EEG-Based Diagnosis of Alzheimer Disease

EEG-Based Diagnosis of Alzheimer Disease: A Review and Novel Approaches for Feature Extraction and Classification Techniques provides a practical and easy-to-use guide for researchers in EEG signal processing techniques, Alzheimer's disease, and dementia diagnostics. The book examines different features of EEG signals used to properly diagnose Alzheimer's Disease early, presenting new and innovative results in the extraction and classification of Alzheimer's Disease using EEG signals.
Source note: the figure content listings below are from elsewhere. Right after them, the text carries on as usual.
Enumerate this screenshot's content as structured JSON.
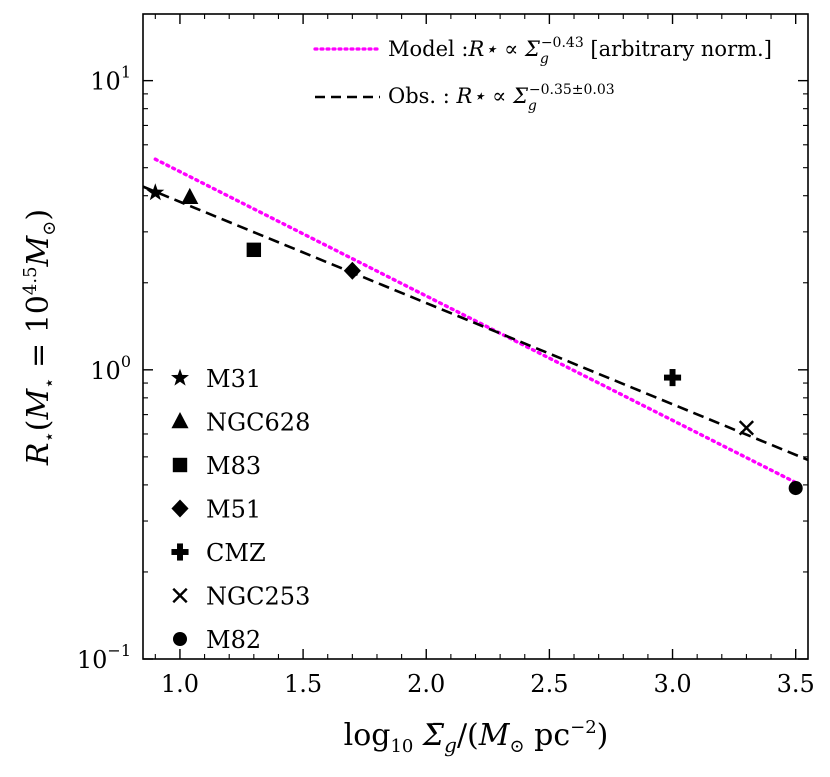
{
  "chart_data": {
    "type": "scatter",
    "xlabel": "log10 Σ̄g/(M⊙ pc⁻²)",
    "ylabel": "R⋆(M⋆ = 10^4.5 M⊙)",
    "xlim": [
      0.85,
      3.55
    ],
    "ylim": [
      0.1,
      17
    ],
    "yscale": "log",
    "xticks": [
      1.0,
      1.5,
      2.0,
      2.5,
      3.0,
      3.5
    ],
    "xtick_labels": [
      "1.0",
      "1.5",
      "2.0",
      "2.5",
      "3.0",
      "3.5"
    ],
    "yticks": [
      0.1,
      1,
      10
    ],
    "ytick_labels": [
      {
        "base": "10",
        "exp": "−1"
      },
      {
        "base": "10",
        "exp": "0"
      },
      {
        "base": "10",
        "exp": "1"
      }
    ],
    "points": [
      {
        "name": "M31",
        "marker": "star",
        "x": 0.9,
        "y": 4.1
      },
      {
        "name": "NGC628",
        "marker": "triangle",
        "x": 1.04,
        "y": 3.95
      },
      {
        "name": "M83",
        "marker": "square",
        "x": 1.3,
        "y": 2.6
      },
      {
        "name": "M51",
        "marker": "diamond",
        "x": 1.7,
        "y": 2.2
      },
      {
        "name": "CMZ",
        "marker": "plus",
        "x": 3.0,
        "y": 0.94
      },
      {
        "name": "NGC253",
        "marker": "x",
        "x": 3.3,
        "y": 0.63
      },
      {
        "name": "M82",
        "marker": "circle",
        "x": 3.5,
        "y": 0.39
      }
    ],
    "lines": [
      {
        "name": "model",
        "label": "Model :R⋆ ∝ Σg^−0.43 [arbitrary norm.]",
        "style": "dotted",
        "color": "#ff00ff",
        "slope": -0.43,
        "x_range": [
          0.9,
          3.5
        ],
        "y_start": 5.35
      },
      {
        "name": "obs",
        "label": "Obs. :  R⋆ ∝ Σg^−0.35±0.03",
        "style": "dashed",
        "color": "#000000",
        "slope": -0.35,
        "x_range": [
          0.85,
          3.55
        ],
        "y_start": 4.3
      }
    ],
    "legend_lines": [
      {
        "prefix": "Model :",
        "expr": "R⋆ ∝ Σ",
        "sub": "g",
        "sup": "−0.43",
        "suffix": " [arbitrary norm.]"
      },
      {
        "prefix": "Obs. :  ",
        "expr": "R⋆ ∝ Σ",
        "sub": "g",
        "sup": "−0.35±0.03",
        "suffix": ""
      }
    ],
    "legend_position": "top-right",
    "marker_legend_position": "lower-left"
  }
}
This book brings together the use of different EEG features, such as linear and nonlinear features, which play a significant role in diagnosing Alzheimer's Disease. - Includes the mathematical models and rigorous analysis of various classifiers and machine learning algorithms from a perspective of clinical deployment - Covers the history of EEG signals and their measurement and recording, along with their uses in clinical diagnostics - Analyzes spectral, wavelet, complexity and other features of early and efficient Alzheimer's Disease diagnostics - Explores support vector machine-based classification to increase accuracy

Dr. Vinayak K. Bairagi, is a recognized PhD guide in Savitribai Phule Pune University. He is working as Professor at Department of E electronics and Telecommunication Engg. and actively working as Chairman, IEEE Signal Processing Society Pune Chapter. He has teaching experience of 14 years and research experience of 10 years. He has filed 12 patents and 5 copyrights in technical field. He has published more than 70 papers. He has received IEI national level Young Engineer Award (2014) and ISTE national level Young Researcher Award (2015) for his excellence in the field of engineering. He also has 5 books and 6 book chapters on his credits. His area of interest is Biomedical Signal Processing and Brain Imaging.